そういった生活を続けてきたわけですが、さすがに限界が訪れます。自分の生活を見直した時に、さすがにこれはマズイと思い、1年前からミニマリストになることを決意。洋服は1年を通してアウターも合わせて20着以下に絞りました。この20着の服は、私が自分の目でじっくり見て、良さを確信して買った物なので、自分にとってどれも最高級品!生活を変えて本当に良かったと思っています。ミニマリストに関するnoteはこちらです。

■貧困の構造④ 賃金を積極的に支払う理由がない
お金に関しての失敗ででーじ後悔しているのが「自分を安売りしたこと」です。私は2016年にフリーランスになり、主に、ラジオ・司会業・ライターとして活動していました。フリーランスになったばかりの頃は、とにかく1つでも多くの仕事を獲得することに必死で、ギャランティーに対してそんなに拘りも持っていませんでした。フリーランスとして駆け出しの頃、ある企業からイベントの司会の依頼があり、2時間で5000円の司会料を提示されました。正直「え、でーじ安いんだけど…」と思いながらも仕事を受けることに。その間、企業の方と何度かやりとりをしていく中で、イベントの時に、できる限りフリートークでやって欲しいという要望があったのです。2時間の中でどんなことを話そうかと考え、話せるネタを書き起こしたり、事前の会食にも参加。司会の準備時間なども考えると、とても見合った金額とは言えません。それでも私は、仕事を失う恐怖から、低価格での依頼を受けてしまったのです。
この仕事が終わった後も、同じ企業から何度か仕事の依頼がありました。でも、どれも全て低価格。1万円を超えることはありません。一度、安売りをしてしまったので、そこから金額を上げて提示することができませんでした。

さらに経営者にとって都合の良いことに、ただでさえ全国最低水準の所得で働いている従業員自らが多くの報酬を望まないため、沖縄の経営者は労せずして人件費を大幅に抑制することができる。このようにして、沖縄の経営者は、イノベーションも不要、新規事業も不要、マーケティングも不要、人材登用も不要、人材育成も不要で、潤沢な利益を享受する立場にいる。

こうして安売りをやめられないままズルズルと仕事を続けていた時に、私がミス沖縄をしていた頃からお世話になっていた取引先のSさんから「阿波根さん、絶対に自分を安売りしてはいけないよ。
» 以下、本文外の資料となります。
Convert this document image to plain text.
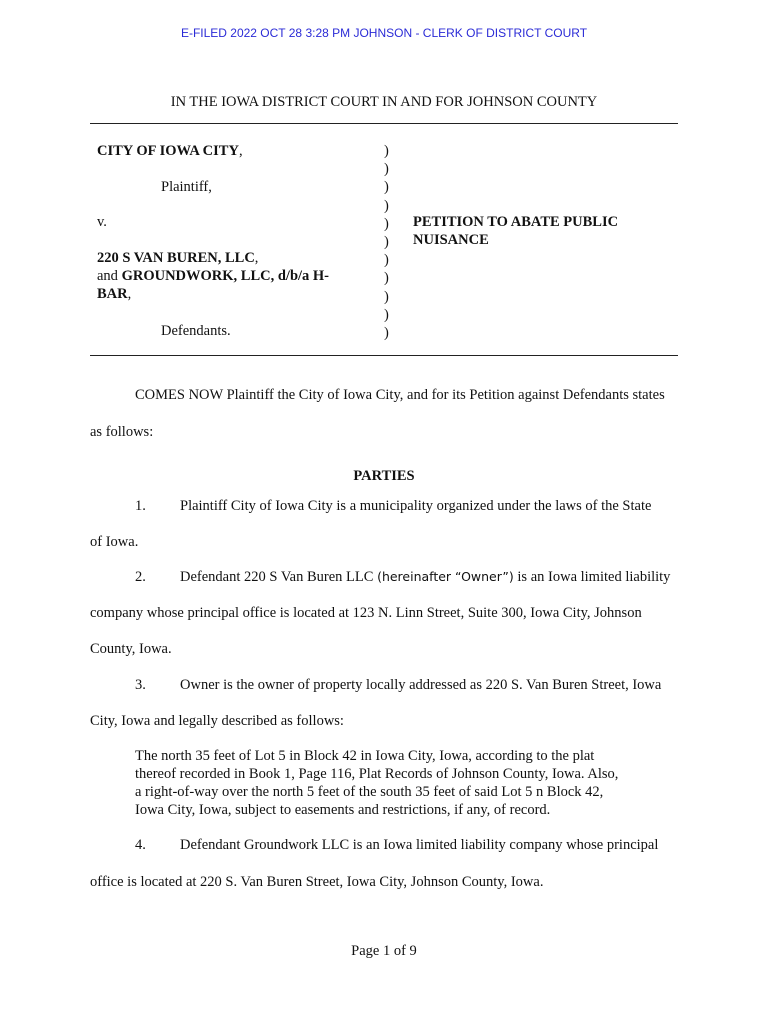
E-FILED 2022 OCT 28 3:28 PM JOHNSON - CLERK OF DISTRICT COURT
IN THE IOWA DISTRICT COURT IN AND FOR JOHNSON COUNTY
CITY OF IOWA CITY,
Plaintiff,
v.
220 S VAN BUREN, LLC,
and GROUNDWORK, LLC, d/b/a H-
BAR,
Defendants.
)
)
)
)
)
)
)
)
)
)
)
PETITION TO ABATE PUBLIC
NUISANCE
COMES NOW Plaintiff the City of Iowa City, and for its Petition against Defendants states
as follows:
PARTIES
1. Plaintiff City of Iowa City is a municipality organized under the laws of the State
of Iowa.
2. Defendant 220 S Van Buren LLC (hereinafter “Owner”) is an Iowa limited liability
company whose principal office is located at 123 N. Linn Street, Suite 300, Iowa City, Johnson
County, Iowa.
3. Owner is the owner of property locally addressed as 220 S. Van Buren Street, Iowa
City, Iowa and legally described as follows:
The north 35 feet of Lot 5 in Block 42 in Iowa City, Iowa, according to the plat
thereof recorded in Book 1, Page 116, Plat Records of Johnson County, Iowa. Also,
a right-of-way over the north 5 feet of the south 35 feet of said Lot 5 n Block 42,
Iowa City, Iowa, subject to easements and restrictions, if any, of record.
4. Defendant Groundwork LLC is an Iowa limited liability company whose principal
office is located at 220 S. Van Buren Street, Iowa City, Johnson County, Iowa.
Page 1 of 9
一度でも自分を安く売ってしまうと、自分が金額を上げたいと思っても高くすることができなくなるからね」と厳しく注意を受けました。その方から、ビジネスの際の交渉の仕方を学び、ビクビクしながらも自分から金額を提示できるように自分自身を変えていきました。
フリーランスの世界で、仕事のやり方など誰も教えてくれないのは当たり前です。そんな中で、私の仕事の仕方を「間違っているよ!」と注意してくれたSさんには本当に感謝です。
この件以降、私は自分を安売りすることは一切やめて、自分で決めたギャランティーを取引先に提示できる自分に変えていきました。

このように私は長年、沖縄の貧困の構造や、同調圧力に苦しめられ、今もその構造と闘っています。とにかく沖縄の同調圧力は酷い。やられっぱなしの私は、この貧困の構造にはまってしまい、ずっと貧乏でした。洗濯機も買えない、家にガスを通すこともできないほど、生活が苦しかった。他者に嫌われないように、人間関係が傷つかないようにうまくやっているはずなのに。
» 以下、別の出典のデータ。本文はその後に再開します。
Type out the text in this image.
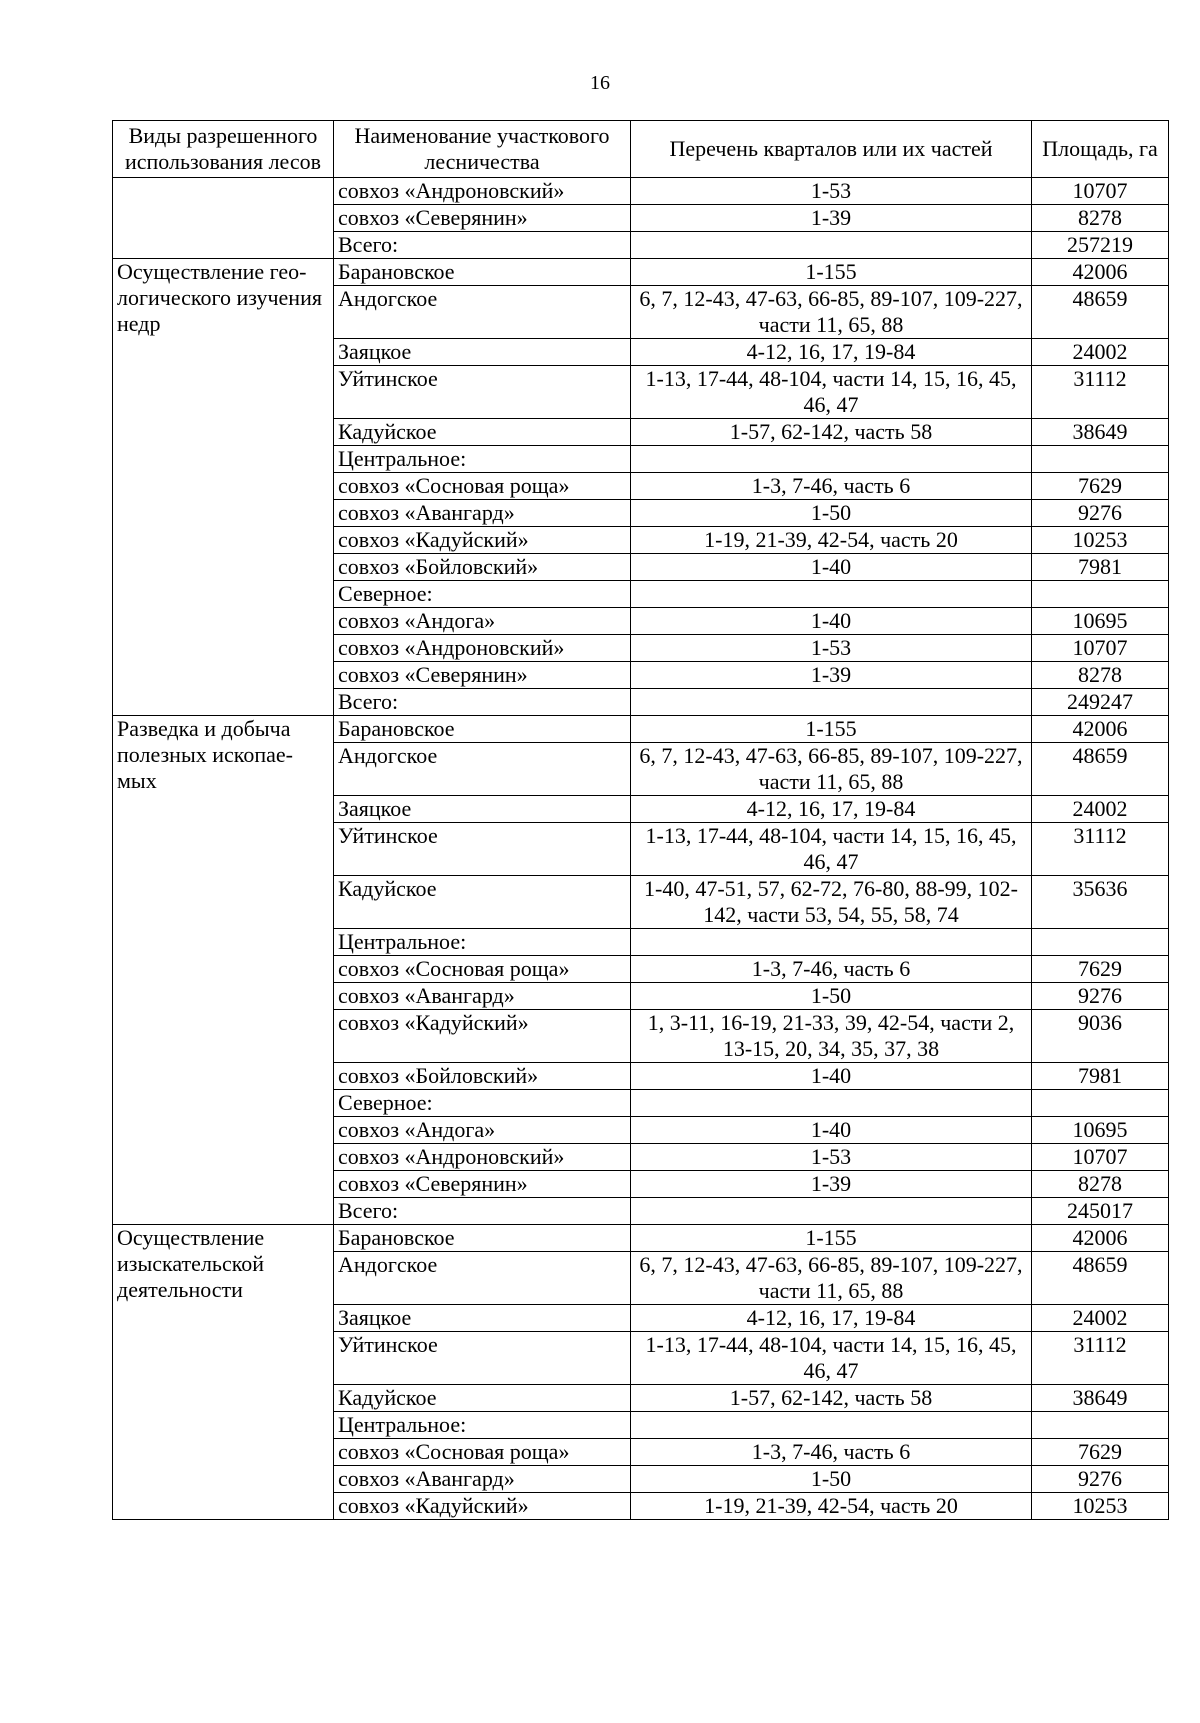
16
Виды разрешенного использования лесов	Наименование участкового лесничества	Перечень кварталов или их частей	Площадь, га
	совхоз «Андроновский»	1-53	10707
	совхоз «Северянин»	1-39	8278
	Всего:		257219
Осуществление гео-логического изучения недр	Барановское	1-155	42006
	Андогское	6, 7, 12-43, 47-63, 66-85, 89-107, 109-227, части 11, 65, 88	48659
	Заяцкое	4-12, 16, 17, 19-84	24002
	Уйтинское	1-13, 17-44, 48-104, части 14, 15, 16, 45, 46, 47	31112
	Кадуйское	1-57, 62-142, часть 58	38649
	Центральное:		
	совхоз «Сосновая роща»	1-3, 7-46, часть 6	7629
	совхоз «Авангард»	1-50	9276
	совхоз «Кадуйский»	1-19, 21-39, 42-54, часть 20	10253
	совхоз «Бойловский»	1-40	7981
	Северное:		
	совхоз «Андога»	1-40	10695
	совхоз «Андроновский»	1-53	10707
	совхоз «Северянин»	1-39	8278
	Всего:		249247
Разведка и добыча полезных ископае-мых	Барановское	1-155	42006
	Андогское	6, 7, 12-43, 47-63, 66-85, 89-107, 109-227, части 11, 65, 88	48659
	Заяцкое	4-12, 16, 17, 19-84	24002
	Уйтинское	1-13, 17-44, 48-104, части 14, 15, 16, 45, 46, 47	31112
	Кадуйское	1-40, 47-51, 57, 62-72, 76-80, 88-99, 102-142, части 53, 54, 55, 58, 74	35636
	Центральное:		
	совхоз «Сосновая роща»	1-3, 7-46, часть 6	7629
	совхоз «Авангард»	1-50	9276
	совхоз «Кадуйский»	1, 3-11, 16-19, 21-33, 39, 42-54, части 2, 13-15, 20, 34, 35, 37, 38	9036
	совхоз «Бойловский»	1-40	7981
	Северное:		
	совхоз «Андога»	1-40	10695
	совхоз «Андроновский»	1-53	10707
	совхоз «Северянин»	1-39	8278
	Всего:		245017
Осуществление изыскательской деятельности	Барановское	1-155	42006
	Андогское	6, 7, 12-43, 47-63, 66-85, 89-107, 109-227, части 11, 65, 88	48659
	Заяцкое	4-12, 16, 17, 19-84	24002
	Уйтинское	1-13, 17-44, 48-104, части 14, 15, 16, 45, 46, 47	31112
	Кадуйское	1-57, 62-142, часть 58	38649
	Центральное:		
	совхоз «Сосновая роща»	1-3, 7-46, часть 6	7629
	совхоз «Авангард»	1-50	9276
	совхоз «Кадуйский»	1-19, 21-39, 42-54, часть 20	10253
だから、そういう生き方をやめました。同調圧力に負け続けて、自分の人生を壊したくない。「もっと、自由に生きたい!!!」という自分の素直な思いに耳を傾けて、自分革命を始めました。今、同調圧力をできる限り排除できる生き方に変えようとしています。

そのためには、力が必要です。仕事をする時、相手のペースにのまれるのではなく、しっかりと交渉をする能力を身につける。相手がどんなに大企業でも怯むことなく、対等にビジネスをする。本当にやりたい仕事以外は全部断り、請負の仕事だけではなく自分で仕事を作ることも始めました。
仕事のやり方、人間関係が変わり、収入も大きく変化しました。起業もしましたし、一緒に仕事をする仲間も増え、今、新しく進めている案件もいくつかあります。同調圧力をはね返そうとして、失ったものも多々あります。嫌われることも増えました。狭い島だから、また明日あのスーパーで出くわすかも…という不快感もあります。でも、それ以上に得たものが大きい。自分でビジネスをしてお金を稼げるようになりましたし、何よりも、自分らしくのびのびと生きられるようになったことがとても幸せです。
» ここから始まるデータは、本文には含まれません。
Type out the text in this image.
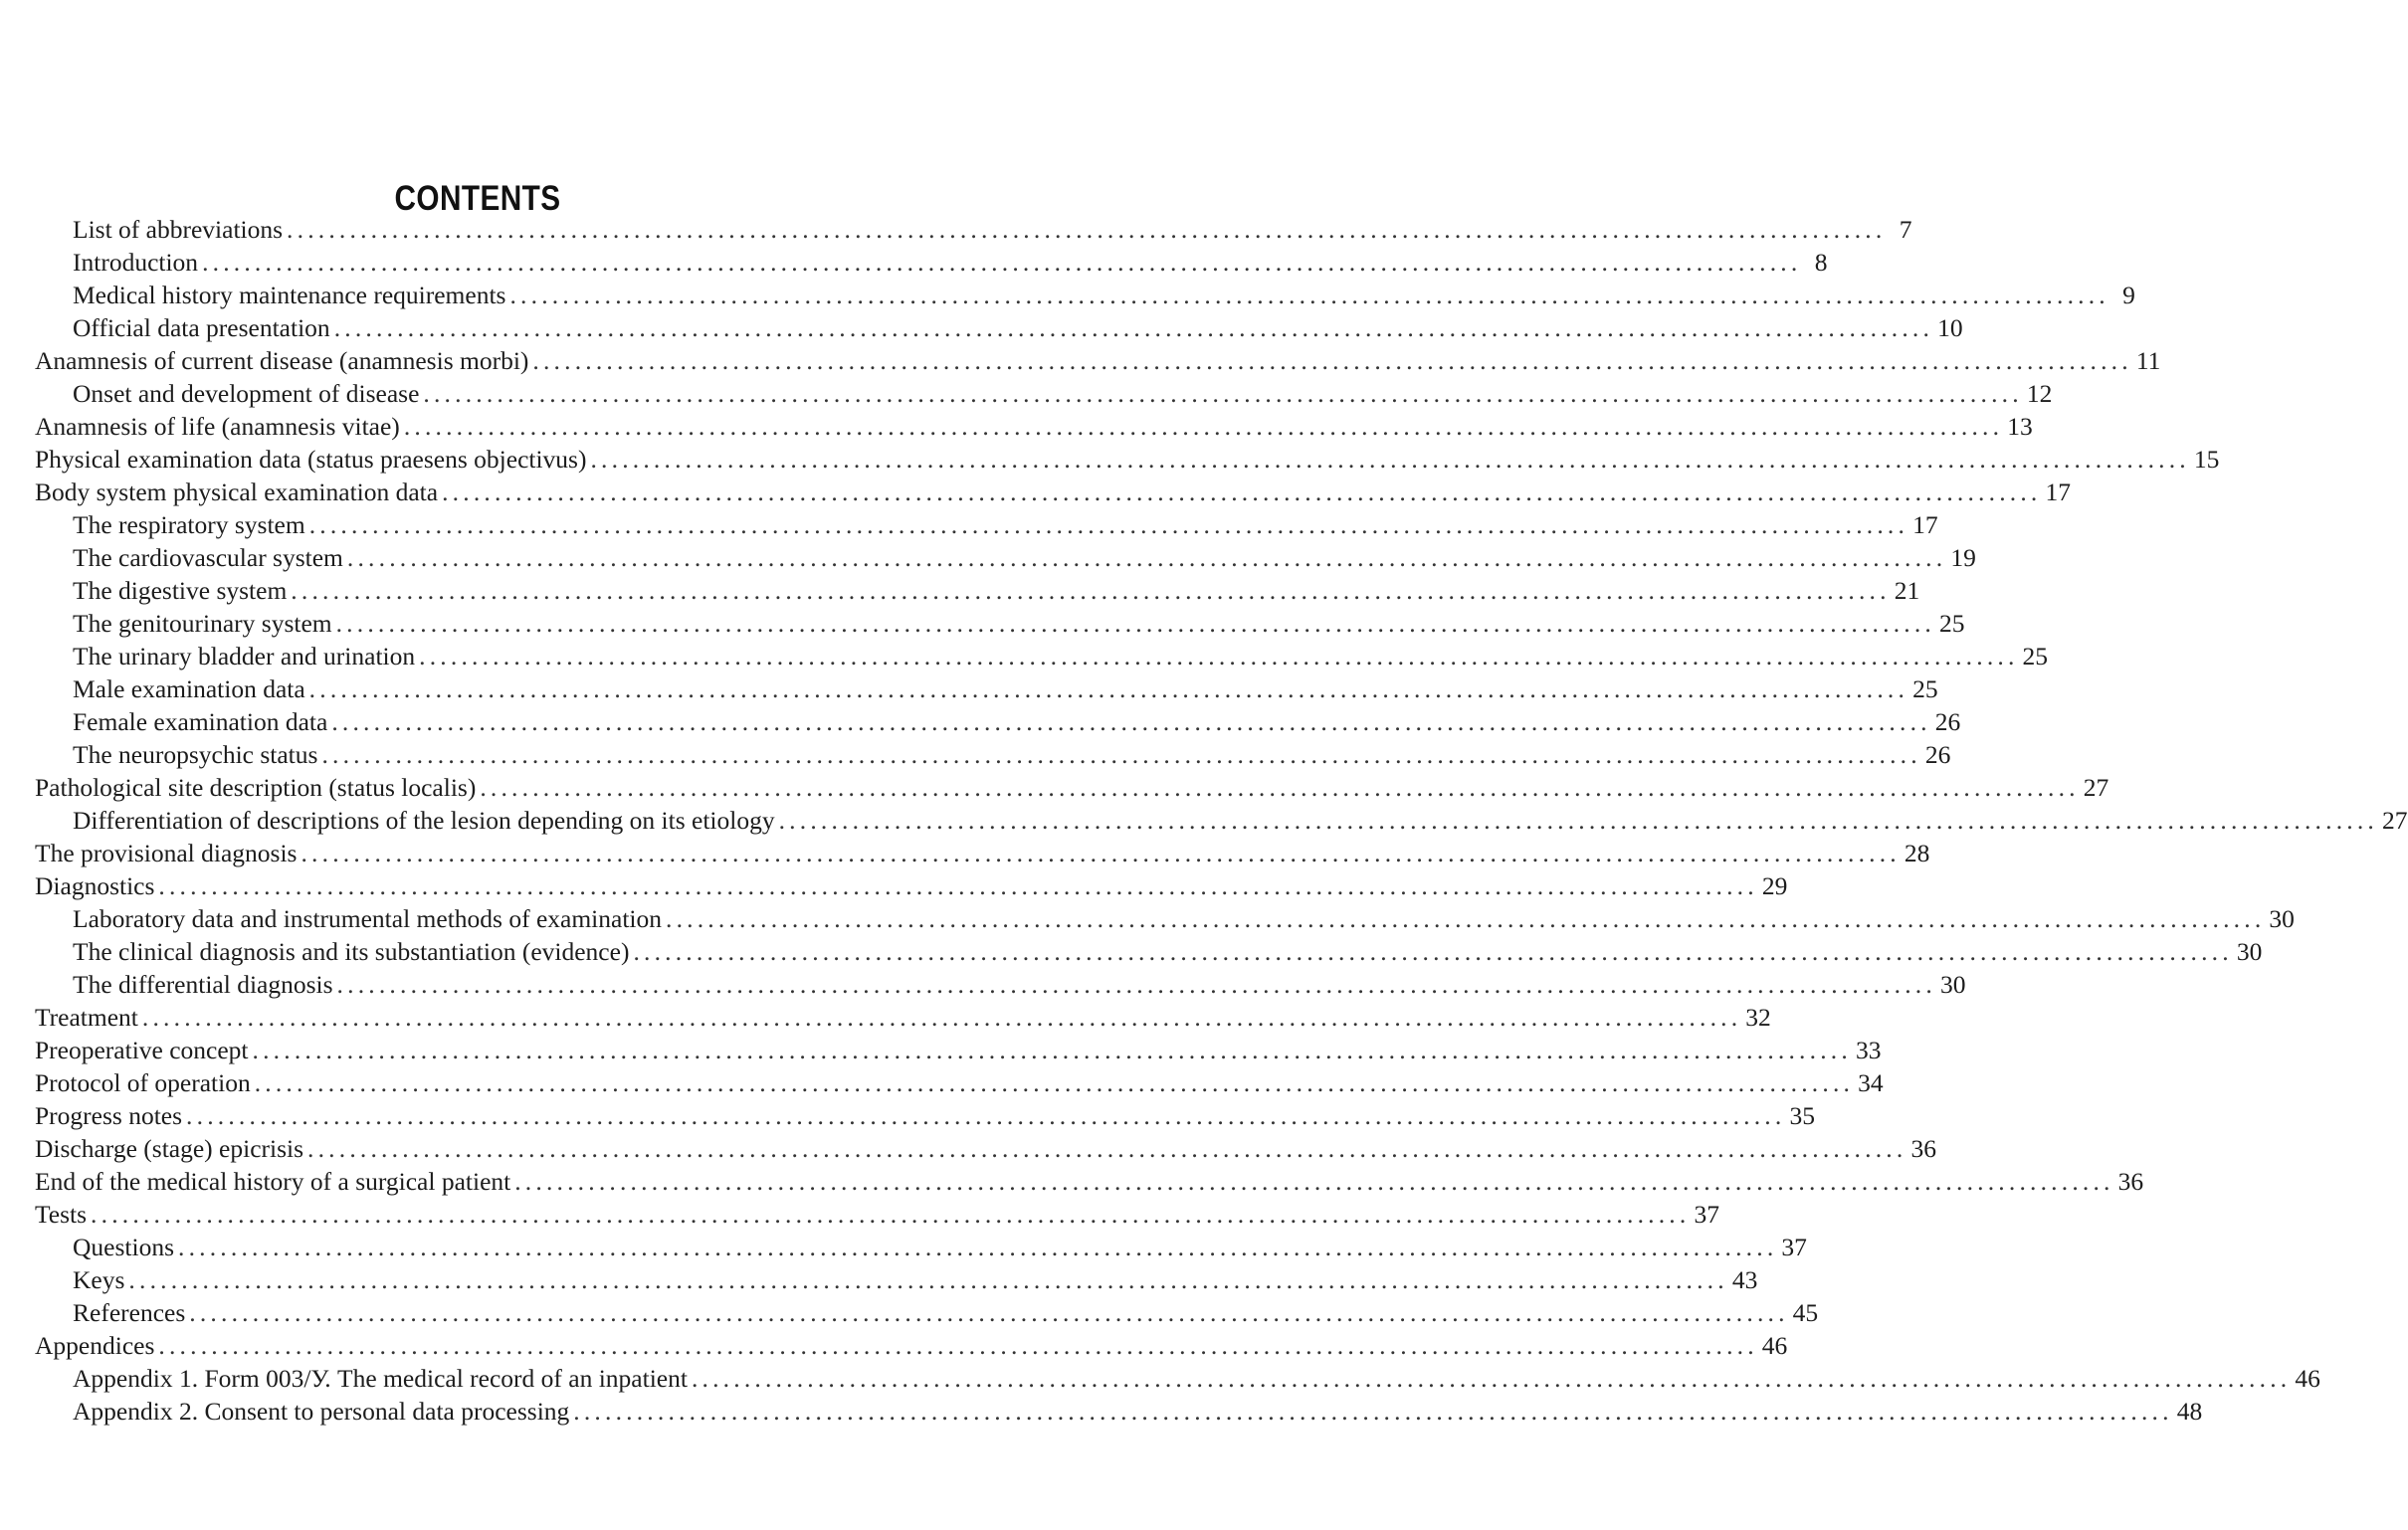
CONTENTS
List of abbreviations ........................................................................................................................................................ 7
Introduction ........................................................................................................................................................ 8
Medical history maintenance requirements ........................................................................................................................................................ 9
Official data presentation ........................................................................................................................................................ 10
Anamnesis of current disease (anamnesis morbi) ........................................................................................................................................................ 11
Onset and development of disease ........................................................................................................................................................ 12
Anamnesis of life (anamnesis vitae) ........................................................................................................................................................ 13
Physical examination data (status praesens objectivus) ........................................................................................................................................................ 15
Body system physical examination data ........................................................................................................................................................ 17
The respiratory system ........................................................................................................................................................ 17
The cardiovascular system ........................................................................................................................................................ 19
The digestive system ........................................................................................................................................................ 21
The genitourinary system ........................................................................................................................................................ 25
The urinary bladder and urination ........................................................................................................................................................ 25
Male examination data ........................................................................................................................................................ 25
Female examination data ........................................................................................................................................................ 26
The neuropsychic status ........................................................................................................................................................ 26
Pathological site description (status localis) ........................................................................................................................................................ 27
Differentiation of descriptions of the lesion depending on its etiology ........................................................................................................................................................ 27
The provisional diagnosis ........................................................................................................................................................ 28
Diagnostics ........................................................................................................................................................ 29
Laboratory data and instrumental methods of examination ........................................................................................................................................................ 30
The clinical diagnosis and its substantiation (evidence) ........................................................................................................................................................ 30
The differential diagnosis ........................................................................................................................................................ 30
Treatment ........................................................................................................................................................ 32
Preoperative concept ........................................................................................................................................................ 33
Protocol of operation ........................................................................................................................................................ 34
Progress notes ........................................................................................................................................................ 35
Discharge (stage) epicrisis ........................................................................................................................................................ 36
End of the medical history of a surgical patient ........................................................................................................................................................ 36
Tests ........................................................................................................................................................ 37
Questions ........................................................................................................................................................ 37
Keys ........................................................................................................................................................ 43
References ........................................................................................................................................................ 45
Appendices ........................................................................................................................................................ 46
Appendix 1. Form 003/У. The medical record of an inpatient ........................................................................................................................................................ 46
Appendix 2. Consent to personal data processing ........................................................................................................................................................ 48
貧困の構造を放置することは、沖縄にとって幸せなはずがないんです。だから、貧困を自分達で放置しちゃいけない。貧困を脱出しないと、ずっと苦しいままで人生を終えてしまうことになるでしょう。

おそらく、今も、あの頃の私のように苦しんでいる子供達が、この島にいる。

貧困の構造を変えられるのは、ヤマトンチュでもアメリカーでもなく、ウチナーンチュです。だったら、変わろう。変えよう。他者を見るのではなくて、自分の人生と向き合おう。その覚悟と努力が、今のウチナーンチュに問われていると思います。

※ 2018/08/22 01:44 タイトルを変更しました。